The procedure is usually performed in a hospital or surgical center.

Personnel

  • Surgeon
  • Anesthesiologist
  • Surgical Nurses
  • Assistants (if needed)

Risks and Complications

  • Common Risks: Infection, bleeding, pain at the incision site.
  • Rare Risks: Graft rejection, damage to surrounding tissues, recurrence of prolapse or incontinence, complications related to anesthesia.

    Management of complications typically involves antibiotics for infections, pain management strategies, and potential revision surgery if the graft fails.

Benefits

  • Significant improvement in the control of bowel movements.
  • Relief from prolapse symptoms.
  • Enhanced quality of life and social confidence.

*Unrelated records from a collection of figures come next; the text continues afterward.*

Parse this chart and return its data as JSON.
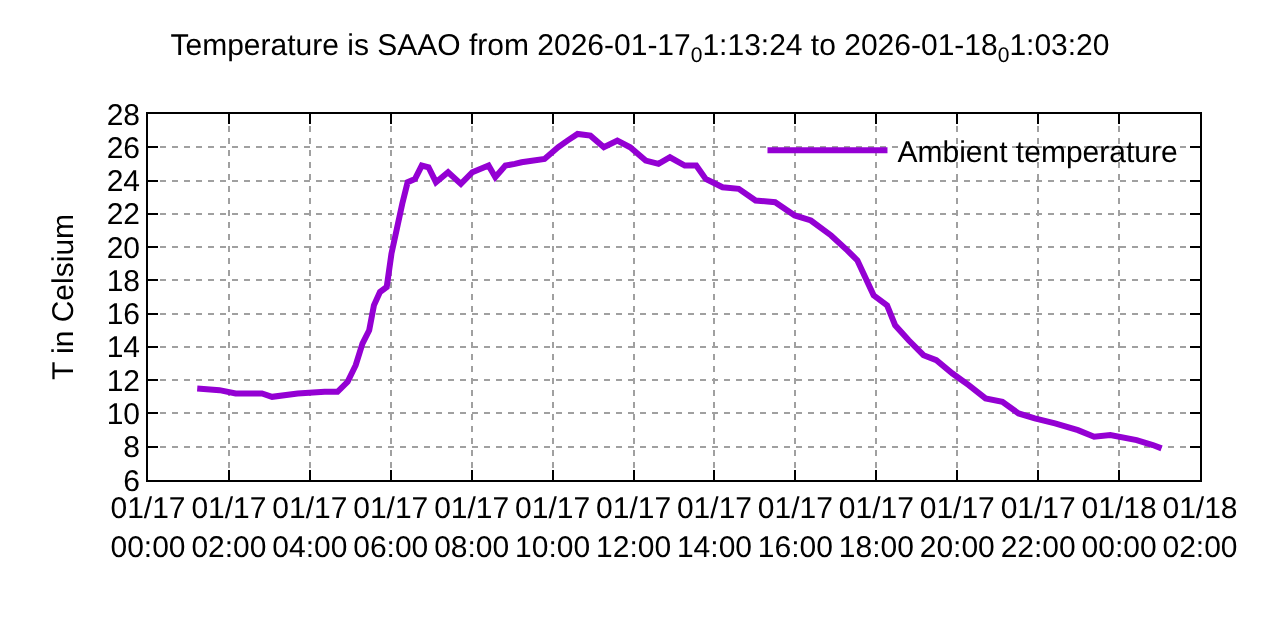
{
  "chart_data": {
    "type": "line",
    "title": "Temperature is SAAO from 2026-01-17$_{0}$1:13:24 to 2026-01-18$_{0}$1:03:20",
    "ylabel": "T in Celsium",
    "x": [
      "2026-01-17T01:13",
      "2026-01-17T01:46",
      "2026-01-17T02:10",
      "2026-01-17T02:49",
      "2026-01-17T03:04",
      "2026-01-17T03:42",
      "2026-01-17T04:22",
      "2026-01-17T04:41",
      "2026-01-17T04:56",
      "2026-01-17T05:08",
      "2026-01-17T05:18",
      "2026-01-17T05:28",
      "2026-01-17T05:35",
      "2026-01-17T05:44",
      "2026-01-17T05:54",
      "2026-01-17T06:01",
      "2026-01-17T06:09",
      "2026-01-17T06:17",
      "2026-01-17T06:25",
      "2026-01-17T06:36",
      "2026-01-17T06:46",
      "2026-01-17T06:56",
      "2026-01-17T07:07",
      "2026-01-17T07:25",
      "2026-01-17T07:44",
      "2026-01-17T08:01",
      "2026-01-17T08:25",
      "2026-01-17T08:35",
      "2026-01-17T08:50",
      "2026-01-17T09:04",
      "2026-01-17T09:14",
      "2026-01-17T09:48",
      "2026-01-17T10:08",
      "2026-01-17T10:22",
      "2026-01-17T10:37",
      "2026-01-17T10:56",
      "2026-01-17T11:16",
      "2026-01-17T11:36",
      "2026-01-17T11:55",
      "2026-01-17T12:18",
      "2026-01-17T12:37",
      "2026-01-17T12:54",
      "2026-01-17T13:16",
      "2026-01-17T13:33",
      "2026-01-17T13:47",
      "2026-01-17T14:12",
      "2026-01-17T14:36",
      "2026-01-17T15:01",
      "2026-01-17T15:30",
      "2026-01-17T15:59",
      "2026-01-17T16:23",
      "2026-01-17T16:53",
      "2026-01-17T17:17",
      "2026-01-17T17:32",
      "2026-01-17T17:56",
      "2026-01-17T18:16",
      "2026-01-17T18:28",
      "2026-01-17T18:48",
      "2026-01-17T19:10",
      "2026-01-17T19:29",
      "2026-01-17T19:53",
      "2026-01-17T20:17",
      "2026-01-17T20:42",
      "2026-01-17T21:07",
      "2026-01-17T21:31",
      "2026-01-17T21:55",
      "2026-01-17T22:25",
      "2026-01-17T22:59",
      "2026-01-17T23:23",
      "2026-01-17T23:47",
      "2026-01-18T00:26",
      "2026-01-18T00:50",
      "2026-01-18T01:03"
    ],
    "series": [
      {
        "name": "Ambient temperature",
        "color": "#9400d3",
        "values": [
          11.5,
          11.4,
          11.2,
          11.2,
          11.0,
          11.2,
          11.3,
          11.3,
          11.9,
          12.9,
          14.2,
          15.0,
          16.5,
          17.3,
          17.6,
          19.6,
          21.1,
          22.6,
          23.9,
          24.1,
          24.9,
          24.8,
          23.9,
          24.5,
          23.8,
          24.5,
          24.9,
          24.2,
          24.9,
          25.0,
          25.1,
          25.3,
          26.0,
          26.4,
          26.8,
          26.7,
          26.0,
          26.4,
          26.0,
          25.2,
          25.0,
          25.4,
          24.9,
          24.9,
          24.1,
          23.6,
          23.5,
          22.8,
          22.7,
          21.9,
          21.6,
          20.7,
          19.8,
          19.2,
          17.1,
          16.5,
          15.3,
          14.4,
          13.5,
          13.2,
          12.4,
          11.7,
          10.9,
          10.7,
          10.0,
          9.7,
          9.4,
          9.0,
          8.6,
          8.7,
          8.4,
          8.1,
          7.9
        ]
      }
    ],
    "xlim": [
      "2026-01-17T00:00",
      "2026-01-18T02:00"
    ],
    "xticks": [
      {
        "value": "2026-01-17T00:00",
        "label": "01/17\n00:00"
      },
      {
        "value": "2026-01-17T02:00",
        "label": "01/17\n02:00"
      },
      {
        "value": "2026-01-17T04:00",
        "label": "01/17\n04:00"
      },
      {
        "value": "2026-01-17T06:00",
        "label": "01/17\n06:00"
      },
      {
        "value": "2026-01-17T08:00",
        "label": "01/17\n08:00"
      },
      {
        "value": "2026-01-17T10:00",
        "label": "01/17\n10:00"
      },
      {
        "value": "2026-01-17T12:00",
        "label": "01/17\n12:00"
      },
      {
        "value": "2026-01-17T14:00",
        "label": "01/17\n14:00"
      },
      {
        "value": "2026-01-17T16:00",
        "label": "01/17\n16:00"
      },
      {
        "value": "2026-01-17T18:00",
        "label": "01/17\n18:00"
      },
      {
        "value": "2026-01-17T20:00",
        "label": "01/17\n20:00"
      },
      {
        "value": "2026-01-17T22:00",
        "label": "01/17\n22:00"
      },
      {
        "value": "2026-01-18T00:00",
        "label": "01/18\n00:00"
      },
      {
        "value": "2026-01-18T02:00",
        "label": "01/18\n02:00"
      }
    ],
    "ylim": [
      6,
      28
    ],
    "yticks": [
      6,
      8,
      10,
      12,
      14,
      16,
      18,
      20,
      22,
      24,
      26,
      28
    ],
    "grid": true,
    "legend": "top right",
    "marker": "none",
    "line_style": "solid"
  }
}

Benefits are often noticed within a few weeks post-surgery.

Recovery

  • Post-Procedure Care: Pain management with medications, wound care, avoidance of heavy lifting, and prescribed diet for bowel regulation.
  • Expected Recovery Time: Typically, 2 to 4 weeks, with some restrictions on physical activities.
  • Follow-Up: Regular follow-up appointments to monitor recovery and the function of the graft.

Alternatives

  • Conservative treatments such as dietary changes, medications, pelvic floor exercises.
  • Other surgical options like rectopexy or sphincteroplasty.

    Each alternative varies in effectiveness, risks, and recovery time.

Patient Experience

  • During the Procedure: Patients will be under anesthesia and should feel no discomfort.
  • Post-Procedure: Mild to moderate pain managed by medications, with some discomfort while sitting. Gradual improvement in rectal control and reduction of prolapse symptoms.

Pain management includes prescribed oral pain relievers and comfort measures such as warm sitz baths.